Russia’s invasion of Ukraine, one of the world’s largest grain exporters, sent prices of corn and other cereals soaring last year. Drought in parts of South America as a result of the La Niña weather phenomenon also hampered grain harvests, supporting the market. 

In response to rising prices, demand for corn fell last year for the first time in a decade — contracting nearly 3 per cent between 2022 and 2023.

At the same time, farmers were trying to cash in on the high market price by planting more corn. Earlier this month a US government forecast on agricultural commodities output showed an extra 6mn acres had been planted in the Midwest’s corn belt — which includes states such as Missouri and Kentucky — while yields were higher than anticipated.

The resulting surge in supply and the fall in demand have pushed prices down this year and left many farmers facing losses.

“The average farmer in America is under water if he sells corn today,” said Magdovitz, adding that prices are below input costs.

Line chart of Chicago future prices, US cents per bushel  showing Corn has fallen to three-year lows

Supplies have also increased as Ukraine has resumed exports of grain through its Black Sea ports, which were stymied after Russia pulled out of a UN-brokered deal in July. This has given big importers, especially China, an alternative source of the grain, according to Argus AgriMarkets, a price reporting and analysis service.

Ample supplies have been met with flat demand. Producers of animal feed, who buy much of the world’s corn, have seen their market curtailed as cattle ranchers in the US have had to cut their herds after years of drought. China could also be forced to trim its hog herd amid sluggish economic growth, according to analysts. 

Producers of compound animal feed — made from a blend of ingredients — also have more options due to the falling wheat price. While the variety of corn used for animal feed is not typically eaten by humans, wheat is used for both but primarily for humans, meaning it trades at a premium. Prices of the grain have fallen recently, bringing it down nearer the price of corn. That makes it more appealing for feed producers in Asia and Europe, where it is popular among farmers.

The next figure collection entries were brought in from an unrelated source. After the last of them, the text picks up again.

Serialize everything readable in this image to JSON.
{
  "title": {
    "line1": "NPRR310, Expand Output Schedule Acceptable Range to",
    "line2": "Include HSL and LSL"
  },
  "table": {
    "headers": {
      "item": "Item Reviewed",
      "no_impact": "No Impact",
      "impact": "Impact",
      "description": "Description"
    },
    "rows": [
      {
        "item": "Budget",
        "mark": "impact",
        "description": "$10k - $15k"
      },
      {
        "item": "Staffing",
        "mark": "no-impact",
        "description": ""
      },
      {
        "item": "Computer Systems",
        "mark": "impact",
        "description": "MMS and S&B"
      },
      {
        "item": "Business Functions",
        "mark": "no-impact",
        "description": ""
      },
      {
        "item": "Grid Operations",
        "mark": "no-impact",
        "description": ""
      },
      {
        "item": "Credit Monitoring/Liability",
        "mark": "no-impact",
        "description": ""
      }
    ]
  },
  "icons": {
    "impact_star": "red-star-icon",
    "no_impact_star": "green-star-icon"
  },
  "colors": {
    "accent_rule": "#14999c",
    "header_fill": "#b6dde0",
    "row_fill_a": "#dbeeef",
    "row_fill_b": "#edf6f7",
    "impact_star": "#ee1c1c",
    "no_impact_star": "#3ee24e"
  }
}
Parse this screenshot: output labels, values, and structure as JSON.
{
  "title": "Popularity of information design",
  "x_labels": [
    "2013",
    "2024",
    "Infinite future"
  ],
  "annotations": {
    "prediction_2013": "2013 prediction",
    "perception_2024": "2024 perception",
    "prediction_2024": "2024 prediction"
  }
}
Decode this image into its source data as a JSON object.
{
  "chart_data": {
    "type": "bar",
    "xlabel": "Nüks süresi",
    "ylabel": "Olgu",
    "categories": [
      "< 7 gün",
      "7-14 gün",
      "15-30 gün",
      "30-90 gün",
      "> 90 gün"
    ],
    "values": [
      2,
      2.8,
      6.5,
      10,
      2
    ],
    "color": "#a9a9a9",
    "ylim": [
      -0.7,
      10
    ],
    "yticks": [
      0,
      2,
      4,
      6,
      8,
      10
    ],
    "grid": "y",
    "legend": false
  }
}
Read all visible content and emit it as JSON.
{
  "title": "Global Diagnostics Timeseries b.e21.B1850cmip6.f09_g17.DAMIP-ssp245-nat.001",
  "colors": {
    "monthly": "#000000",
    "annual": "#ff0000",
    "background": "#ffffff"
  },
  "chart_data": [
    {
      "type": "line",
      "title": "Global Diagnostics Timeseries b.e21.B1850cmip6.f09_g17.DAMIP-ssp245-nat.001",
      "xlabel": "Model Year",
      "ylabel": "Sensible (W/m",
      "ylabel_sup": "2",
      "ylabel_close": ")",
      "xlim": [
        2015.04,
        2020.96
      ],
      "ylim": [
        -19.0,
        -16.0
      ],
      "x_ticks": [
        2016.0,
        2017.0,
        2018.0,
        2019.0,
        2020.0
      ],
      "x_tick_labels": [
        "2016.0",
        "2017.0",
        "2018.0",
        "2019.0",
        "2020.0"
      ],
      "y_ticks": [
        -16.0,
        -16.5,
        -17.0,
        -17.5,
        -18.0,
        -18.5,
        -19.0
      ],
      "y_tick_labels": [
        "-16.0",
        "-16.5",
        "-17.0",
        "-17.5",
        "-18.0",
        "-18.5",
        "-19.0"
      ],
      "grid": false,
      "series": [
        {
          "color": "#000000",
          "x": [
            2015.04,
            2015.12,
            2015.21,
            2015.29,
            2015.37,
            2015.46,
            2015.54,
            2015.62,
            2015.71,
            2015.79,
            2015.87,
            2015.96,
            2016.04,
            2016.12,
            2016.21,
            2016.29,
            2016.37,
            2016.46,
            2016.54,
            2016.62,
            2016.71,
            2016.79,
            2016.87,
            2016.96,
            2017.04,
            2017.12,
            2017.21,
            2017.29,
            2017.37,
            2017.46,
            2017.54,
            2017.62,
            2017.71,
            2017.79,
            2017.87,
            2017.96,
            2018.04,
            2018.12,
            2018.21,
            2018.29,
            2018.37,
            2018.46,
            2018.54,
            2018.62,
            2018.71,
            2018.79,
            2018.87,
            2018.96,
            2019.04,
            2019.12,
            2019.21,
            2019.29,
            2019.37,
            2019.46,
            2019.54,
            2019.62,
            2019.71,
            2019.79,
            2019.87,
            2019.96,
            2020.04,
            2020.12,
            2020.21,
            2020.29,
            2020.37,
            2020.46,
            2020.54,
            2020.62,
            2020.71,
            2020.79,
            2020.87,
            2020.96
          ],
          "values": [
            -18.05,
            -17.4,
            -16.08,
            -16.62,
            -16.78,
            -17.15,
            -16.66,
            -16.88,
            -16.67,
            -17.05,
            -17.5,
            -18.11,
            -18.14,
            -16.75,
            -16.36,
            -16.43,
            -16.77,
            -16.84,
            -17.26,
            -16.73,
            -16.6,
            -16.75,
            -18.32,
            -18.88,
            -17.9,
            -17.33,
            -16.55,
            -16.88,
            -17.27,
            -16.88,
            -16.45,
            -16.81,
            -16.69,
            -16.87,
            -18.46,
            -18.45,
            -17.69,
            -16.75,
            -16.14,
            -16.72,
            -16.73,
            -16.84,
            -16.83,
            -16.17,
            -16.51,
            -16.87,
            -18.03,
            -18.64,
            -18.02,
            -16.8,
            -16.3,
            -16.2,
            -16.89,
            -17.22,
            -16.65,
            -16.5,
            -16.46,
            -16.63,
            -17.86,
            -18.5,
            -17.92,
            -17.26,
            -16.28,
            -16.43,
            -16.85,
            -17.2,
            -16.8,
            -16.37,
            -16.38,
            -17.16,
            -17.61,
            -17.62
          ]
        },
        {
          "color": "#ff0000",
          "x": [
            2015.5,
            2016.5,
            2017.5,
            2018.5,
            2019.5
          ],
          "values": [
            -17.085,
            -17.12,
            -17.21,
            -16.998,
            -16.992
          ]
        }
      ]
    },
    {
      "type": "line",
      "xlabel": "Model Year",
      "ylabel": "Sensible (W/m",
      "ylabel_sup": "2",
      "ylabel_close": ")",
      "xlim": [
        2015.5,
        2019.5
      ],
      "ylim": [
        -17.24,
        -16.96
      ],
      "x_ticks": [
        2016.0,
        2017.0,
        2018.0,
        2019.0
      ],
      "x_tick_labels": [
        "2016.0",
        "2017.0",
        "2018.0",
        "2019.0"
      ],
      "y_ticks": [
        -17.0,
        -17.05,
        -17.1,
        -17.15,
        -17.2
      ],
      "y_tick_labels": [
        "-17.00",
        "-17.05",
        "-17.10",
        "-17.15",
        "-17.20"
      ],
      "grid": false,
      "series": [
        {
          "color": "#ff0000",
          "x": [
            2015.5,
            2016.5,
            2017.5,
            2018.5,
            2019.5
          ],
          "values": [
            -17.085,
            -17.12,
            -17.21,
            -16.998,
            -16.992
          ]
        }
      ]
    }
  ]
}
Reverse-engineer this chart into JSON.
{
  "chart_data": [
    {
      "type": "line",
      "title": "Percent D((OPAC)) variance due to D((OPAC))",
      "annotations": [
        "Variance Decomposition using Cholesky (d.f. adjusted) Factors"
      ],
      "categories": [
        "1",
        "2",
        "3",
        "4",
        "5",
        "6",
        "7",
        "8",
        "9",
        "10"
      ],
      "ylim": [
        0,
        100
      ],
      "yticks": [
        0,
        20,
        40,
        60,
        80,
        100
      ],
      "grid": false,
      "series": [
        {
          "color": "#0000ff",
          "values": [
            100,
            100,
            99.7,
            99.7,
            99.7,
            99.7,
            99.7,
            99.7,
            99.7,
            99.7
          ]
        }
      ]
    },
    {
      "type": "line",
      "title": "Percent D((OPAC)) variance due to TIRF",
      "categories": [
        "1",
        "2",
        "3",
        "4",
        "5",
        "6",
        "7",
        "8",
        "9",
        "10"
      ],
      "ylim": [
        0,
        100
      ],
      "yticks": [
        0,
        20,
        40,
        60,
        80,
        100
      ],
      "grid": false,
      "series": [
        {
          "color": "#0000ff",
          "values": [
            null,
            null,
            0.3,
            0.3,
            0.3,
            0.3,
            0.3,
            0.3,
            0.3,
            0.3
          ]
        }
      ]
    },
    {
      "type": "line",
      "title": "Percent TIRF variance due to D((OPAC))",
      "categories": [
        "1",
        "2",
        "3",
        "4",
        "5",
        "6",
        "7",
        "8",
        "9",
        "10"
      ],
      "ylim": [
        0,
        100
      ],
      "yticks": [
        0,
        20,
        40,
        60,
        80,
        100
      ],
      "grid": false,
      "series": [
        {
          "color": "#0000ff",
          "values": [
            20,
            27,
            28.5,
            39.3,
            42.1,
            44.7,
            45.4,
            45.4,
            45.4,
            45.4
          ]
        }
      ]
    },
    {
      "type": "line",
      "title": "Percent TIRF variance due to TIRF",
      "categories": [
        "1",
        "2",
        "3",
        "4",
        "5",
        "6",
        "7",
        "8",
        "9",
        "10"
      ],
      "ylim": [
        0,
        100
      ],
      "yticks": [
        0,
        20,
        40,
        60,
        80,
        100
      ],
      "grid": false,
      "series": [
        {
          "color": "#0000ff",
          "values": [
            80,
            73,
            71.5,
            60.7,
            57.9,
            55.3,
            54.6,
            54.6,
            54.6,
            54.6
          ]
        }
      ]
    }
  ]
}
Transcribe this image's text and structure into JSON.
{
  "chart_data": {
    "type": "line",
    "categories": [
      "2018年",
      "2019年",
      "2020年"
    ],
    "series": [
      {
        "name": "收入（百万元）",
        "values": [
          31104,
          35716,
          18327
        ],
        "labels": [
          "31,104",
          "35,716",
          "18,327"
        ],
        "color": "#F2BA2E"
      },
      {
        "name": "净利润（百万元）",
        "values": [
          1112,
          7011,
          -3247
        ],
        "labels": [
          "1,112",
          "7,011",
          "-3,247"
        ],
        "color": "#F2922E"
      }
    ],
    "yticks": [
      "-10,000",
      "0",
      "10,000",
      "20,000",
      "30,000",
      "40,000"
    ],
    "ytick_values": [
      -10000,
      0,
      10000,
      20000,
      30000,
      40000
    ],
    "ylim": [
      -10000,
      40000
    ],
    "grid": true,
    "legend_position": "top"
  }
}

Hedge funds have been increasing their short positions — bets on falling prices — and trimming their long positions as prices have fallen. Their net short position has now risen to the highest level since June 2020, according to the latest figures from CME, the world’s largest futures exchange.

The number of speculative traders buying options on corn has also increased, according to Tristan Fletcher, chief executive of ChAI, a commodity price forecaster that uses artificial intelligence. This is “a strong bearish signal” in the short term, he said.

La Niña has given way to El Niño and drought and intense heat have delayed soyabean planting in the central-west part of Brazil. This will have a knock-on effect on the winter corn crop as farmers cannot sow all their corn until the soy harvest is finished, according to Argus.

Farmers facing losses could also crimp future supplies. Corn producers in Brazil were refusing to sell at current prices, said Argus.

Their US counterparts meanwhile were set to ditch corn in favour of more profitable crops, such as soy, said Magdovitz. “Farmers planted with abandon and now they are abandoning corn.”